In a 2010 report, the Canadian Task Force on Financial Literacy defined financial literacy as "having the knowledge, skills and confidence to make responsible financial decisions." Over the past ten years, Question Retraite, a non-profit organization whose purpose is to promote financial security in retirement, has carried out a number of surveys that paint a dark picture of Quebeckers' financial literacy. Let's take a look at the situation using the various aspects of the definition.
Quebeckers think they are well versed, but...
Knowledge is the cornerstone of financial literacy. And yet, it is difficult to incite individuals to acquire knowledge on financial planning for retirement. This is especially true in the case of young people for whom retirement still seems a distant dream. The challenge is even greater given that a major portion of the population consider themselves sufficiently informed about the topic. However, the following numbers belie that belief:
Quebeckers say they lack financial skills
- 14% of unretired individuals aged 25 or older are unable to name even a single potential source of retirement income. The source named most often, registered retirement savings plans (RRSPs), was mentioned by a mere 55% of respondents.
- 45% of workers aged 25 to 44 have no idea how much they need to save to maintain their lifestyle in retirement.
- only 34% of workers aged 40 or older are aware of the approximate annual income they could receive in retirement.
Although Quebeckers think they know enough about financial planning for retirement, many do not feel they have the required skills. Only 44% of workers aged 25 or older believe that they could plan for retirement on their own. Less than half of those surveyed said that they had asked for advice.
Moreover, Quebeckers aged 25 or over are prepared to hand over responsibility for their financial security in retirement, as only half those surveyed consider themselves to be mainly responsible for it. According to 39%, the responsibility falls to the government and 11% were of the opinion that the burden was on the employer.
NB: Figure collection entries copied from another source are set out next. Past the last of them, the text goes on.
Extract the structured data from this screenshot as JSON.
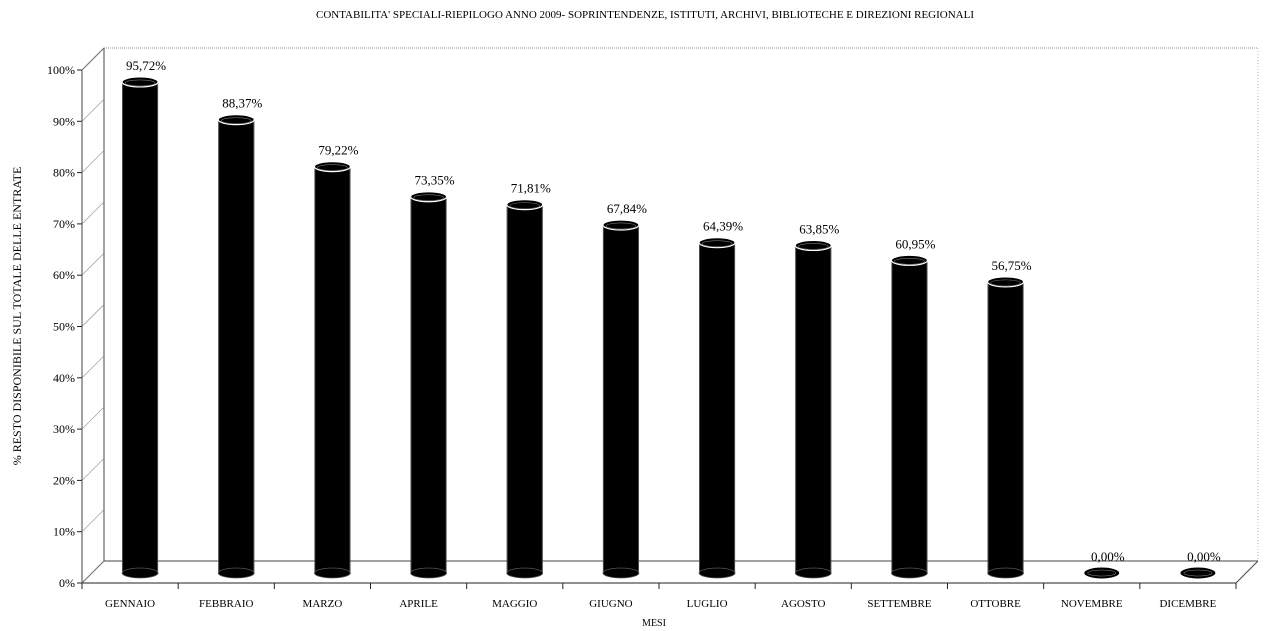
{
  "chart_data": {
    "type": "bar",
    "title": "CONTABILITA' SPECIALI-RIEPILOGO ANNO 2009- SOPRINTENDENZE, ISTITUTI, ARCHIVI, BIBLIOTECHE E DIREZIONI REGIONALI",
    "xlabel": "MESI",
    "ylabel": "% RESTO DISPONIBILE SUL TOTALE DELLE ENTRATE",
    "categories": [
      "GENNAIO",
      "FEBBRAIO",
      "MARZO",
      "APRILE",
      "MAGGIO",
      "GIUGNO",
      "LUGLIO",
      "AGOSTO",
      "SETTEMBRE",
      "OTTOBRE",
      "NOVEMBRE",
      "DICEMBRE"
    ],
    "values": [
      95.72,
      88.37,
      79.22,
      73.35,
      71.81,
      67.84,
      64.39,
      63.85,
      60.95,
      56.75,
      0.0,
      0.0
    ],
    "value_labels": [
      "95,72%",
      "88,37%",
      "79,22%",
      "73,35%",
      "71,81%",
      "67,84%",
      "64,39%",
      "63,85%",
      "60,95%",
      "56,75%",
      "0,00%",
      "0,00%"
    ],
    "yticks": [
      "0%",
      "10%",
      "20%",
      "30%",
      "40%",
      "50%",
      "60%",
      "70%",
      "80%",
      "90%",
      "100%"
    ],
    "ylim": [
      0,
      100
    ],
    "grid": false,
    "bar_style": "3d-cylinder",
    "bar_color": "#000000"
  }
}
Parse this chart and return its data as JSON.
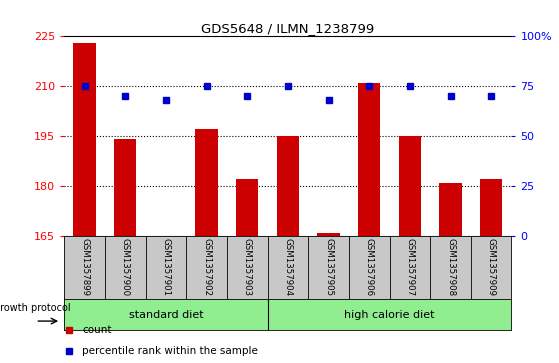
{
  "title": "GDS5648 / ILMN_1238799",
  "samples": [
    "GSM1357899",
    "GSM1357900",
    "GSM1357901",
    "GSM1357902",
    "GSM1357903",
    "GSM1357904",
    "GSM1357905",
    "GSM1357906",
    "GSM1357907",
    "GSM1357908",
    "GSM1357909"
  ],
  "counts": [
    223,
    194,
    165,
    197,
    182,
    195,
    166,
    211,
    195,
    181,
    182
  ],
  "percentiles": [
    75,
    70,
    68,
    75,
    70,
    75,
    68,
    75,
    75,
    70,
    70
  ],
  "ylim_left": [
    165,
    225
  ],
  "ylim_right": [
    0,
    100
  ],
  "yticks_left": [
    165,
    180,
    195,
    210,
    225
  ],
  "yticks_right": [
    0,
    25,
    50,
    75,
    100
  ],
  "bar_color": "#cc0000",
  "dot_color": "#0000cc",
  "grid_color": "#000000",
  "group_labels": [
    "standard diet",
    "high calorie diet"
  ],
  "group_color": "#90ee90",
  "label_area_color": "#c8c8c8",
  "growth_protocol_label": "growth protocol",
  "legend_count": "count",
  "legend_pct": "percentile rank within the sample",
  "right_tick_labels": [
    "100%",
    "75",
    "50",
    "25",
    "0"
  ]
}
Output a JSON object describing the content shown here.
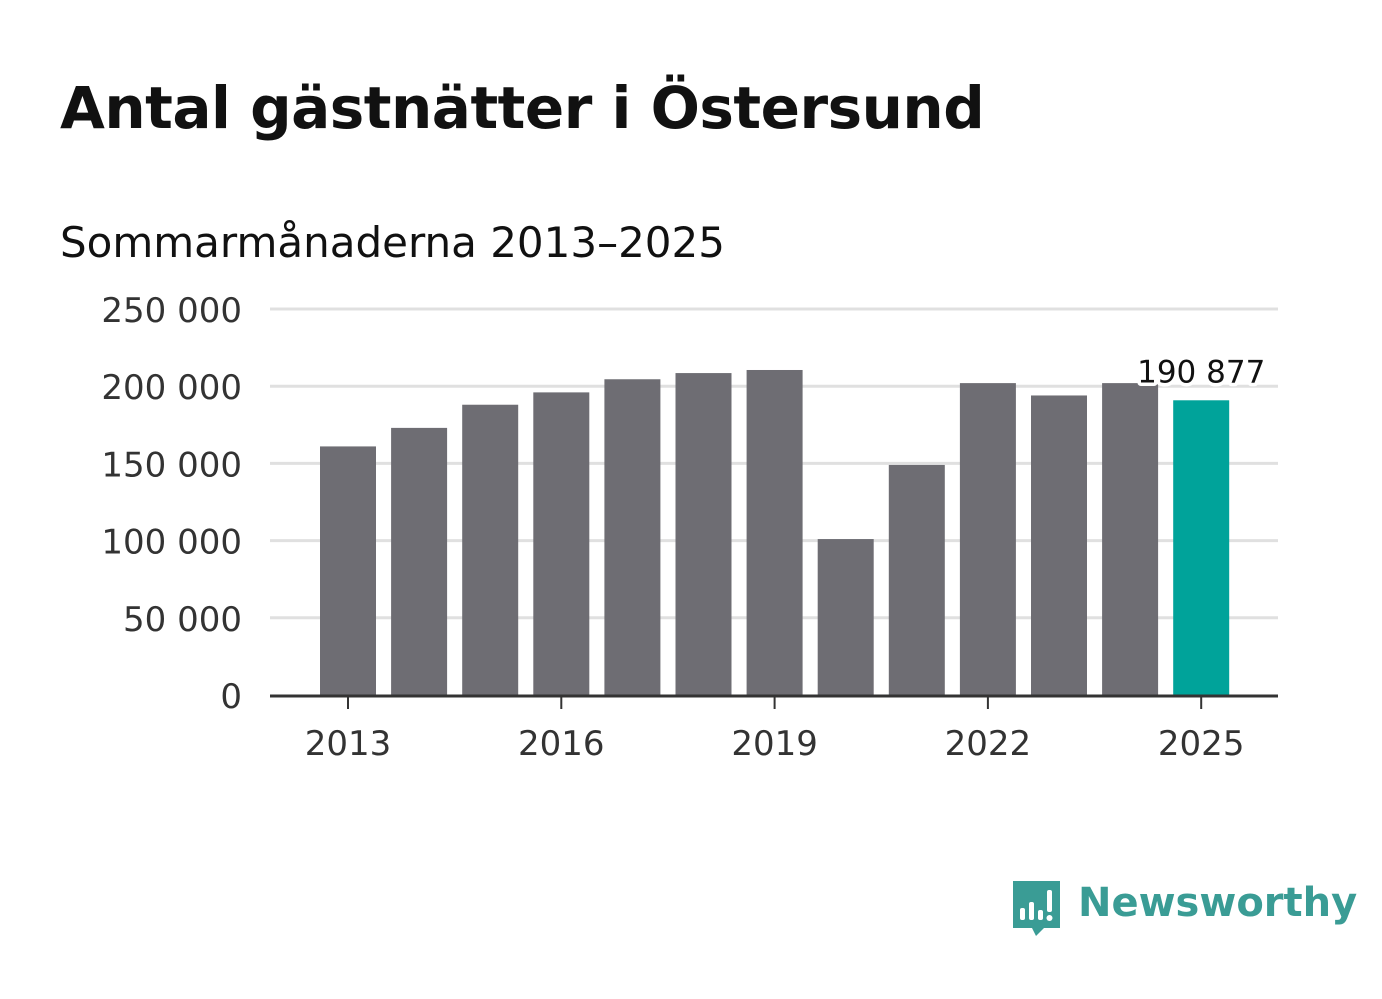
{
  "title": "Antal gästnätter i Östersund",
  "subtitle": "Sommarmånaderna 2013–2025",
  "brand": {
    "name": "Newsworthy",
    "color": "#3a9c95"
  },
  "colors": {
    "bar": "#6e6d73",
    "highlight": "#00a39a",
    "grid": "#e0e0e0",
    "axis": "#333333",
    "text": "#333333"
  },
  "chart_data": {
    "type": "bar",
    "title": "Antal gästnätter i Östersund",
    "subtitle": "Sommarmånaderna 2013–2025",
    "categories": [
      "2013",
      "2014",
      "2015",
      "2016",
      "2017",
      "2018",
      "2019",
      "2020",
      "2021",
      "2022",
      "2023",
      "2024",
      "2025"
    ],
    "values": [
      161000,
      173000,
      188000,
      196000,
      204500,
      208500,
      210500,
      101000,
      149000,
      202000,
      194000,
      202000,
      190877
    ],
    "highlight_index": 12,
    "annotation": {
      "index": 12,
      "text": "190 877"
    },
    "ylim": [
      0,
      250000
    ],
    "yticks": [
      0,
      50000,
      100000,
      150000,
      200000,
      250000
    ],
    "ytick_labels": [
      "0",
      "50 000",
      "100 000",
      "150 000",
      "200 000",
      "250 000"
    ],
    "xtick_labels": [
      "2013",
      "2016",
      "2019",
      "2022",
      "2025"
    ],
    "xtick_indices": [
      0,
      3,
      6,
      9,
      12
    ],
    "grid": true,
    "legend": "none"
  }
}
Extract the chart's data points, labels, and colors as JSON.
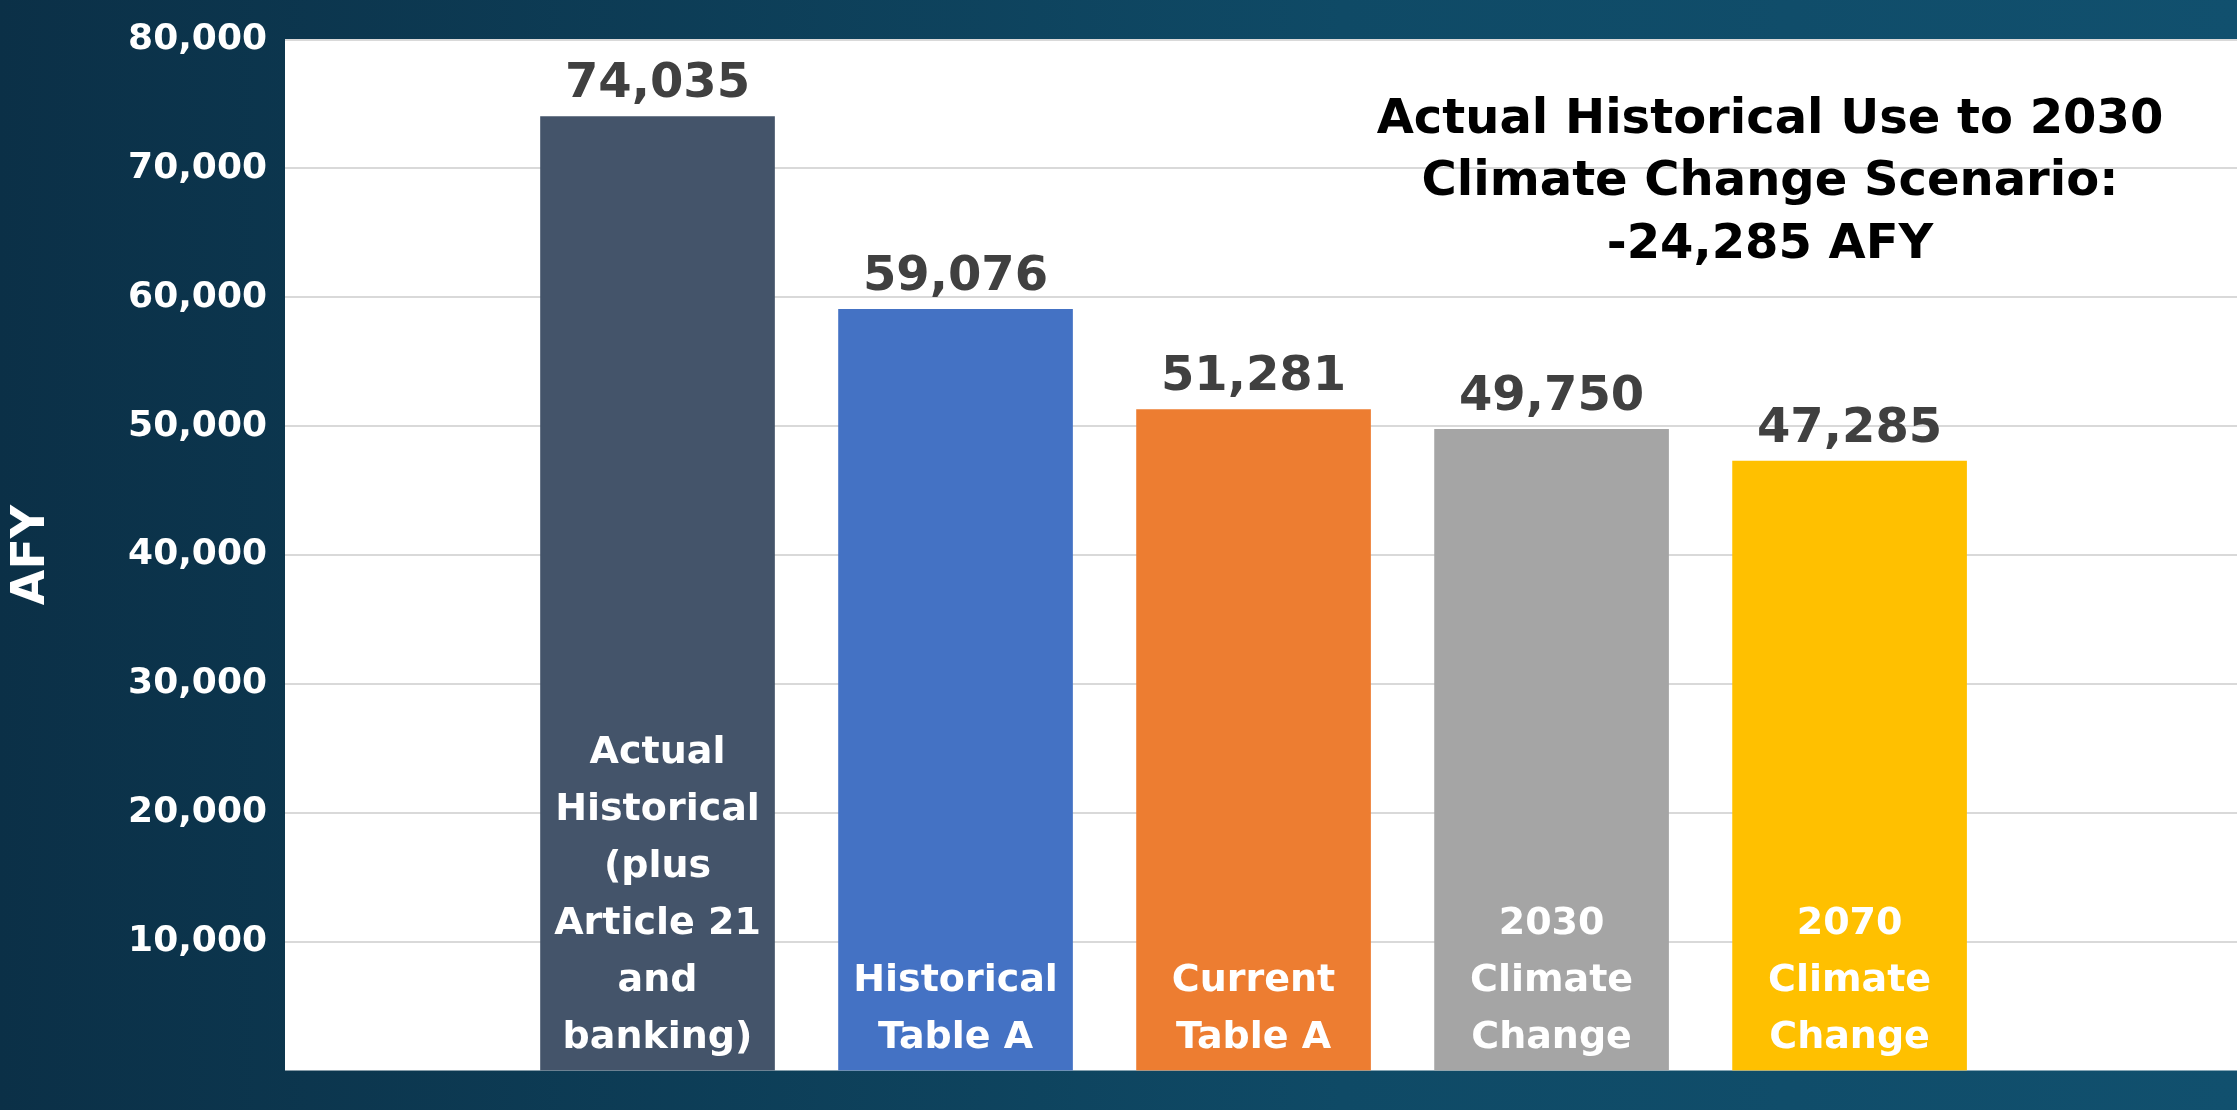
{
  "chart_data": {
    "type": "bar",
    "title": "Actual Historical Use to 2030 Climate Change Scenario: -24,285 AFY",
    "ylabel": "AFY",
    "categories": [
      "Actual Historical (plus Article 21 and banking)",
      "Historical Table A",
      "Current Table A",
      "2030 Climate Change",
      "2070 Climate Change"
    ],
    "values": [
      74035,
      59076,
      51281,
      49750,
      47285
    ],
    "colors": [
      "#44546a",
      "#4472c4",
      "#ed7d31",
      "#a5a5a5",
      "#ffc000"
    ],
    "value_labels": [
      "74,035",
      "59,076",
      "51,281",
      "49,750",
      "47,285"
    ],
    "ylim": [
      0,
      80000
    ],
    "yticks": [
      {
        "value": 10000,
        "label": "10,000"
      },
      {
        "value": 20000,
        "label": "20,000"
      },
      {
        "value": 30000,
        "label": "30,000"
      },
      {
        "value": 40000,
        "label": "40,000"
      },
      {
        "value": 50000,
        "label": "50,000"
      },
      {
        "value": 60000,
        "label": "60,000"
      },
      {
        "value": 70000,
        "label": "70,000"
      },
      {
        "value": 80000,
        "label": "80,000"
      }
    ],
    "grid": "y",
    "legend": false
  }
}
Parents are an important source of information
Knowledge and skill generally help build the third aspect of the definition of financial literacy: self-confidence. The surveys carried out, however, revealed another factor can have a major influence. The future financial behaviour of children is primarily influenced by their parents. Although specialists, advisors, the media and other sources of information do in fact guide people to make sound choices and decisions, children will follow their parents' lead when it comes to taking concrete steps toward financial planning. Despite this, parents remain hesitant to discuss finances with their children. One-fifth of workers aged 25 to 64 stated that their parents often discussed money issues or personal finances in their presence. However, for 21% of those polled, such conversations only occurred occasionally.
The situation does seem to be changing for the better: 43% of those in the 55 to 64 year age bracket stated that their parents never discussed the subject in their presence. That proportion dropped to 19% amongst 25 to 34 year olds.
Being a know-it-all can be risky
A significant number of Quebeckers are not conscious of the risks involved with certain behaviours and seem to be little informed of the legislation designed to protect the population.
More than 40% of workers aged 25 to 64 feel that making their own investments involves a slight to moderate degree of risk. Some people are capable of making investments unaided, of course. However, the beliefs concerning knowledge and skills noted above cast doubt on those capabilities.
If presented with guaranteed extraordinary investment yields, more than half of those polled would ask for more information on the offer and 1% would jump at the chance lest it disappear. While 1% may seem minor, as a percentage of nearly 4 million workers, it amounts to a potential 40 000 people being scammed.
Raising awareness about financial planning for retirement is warranted
It is still not easy to convince people to adopt a preventative approach when it comes to financial planning for retirement. The percentage of people with no retirement income objective has been stagnating at roughly 70% for the last 10 years. Less than 40% of workers aged 25 to 64 put savings first and spend the rest, whereas 58% do the opposite. Despite this, Quebeckers are optimistic and confident about their retirement.
Educational messages still have their place in Québec. The trick is getting Quebeckers to listen to them.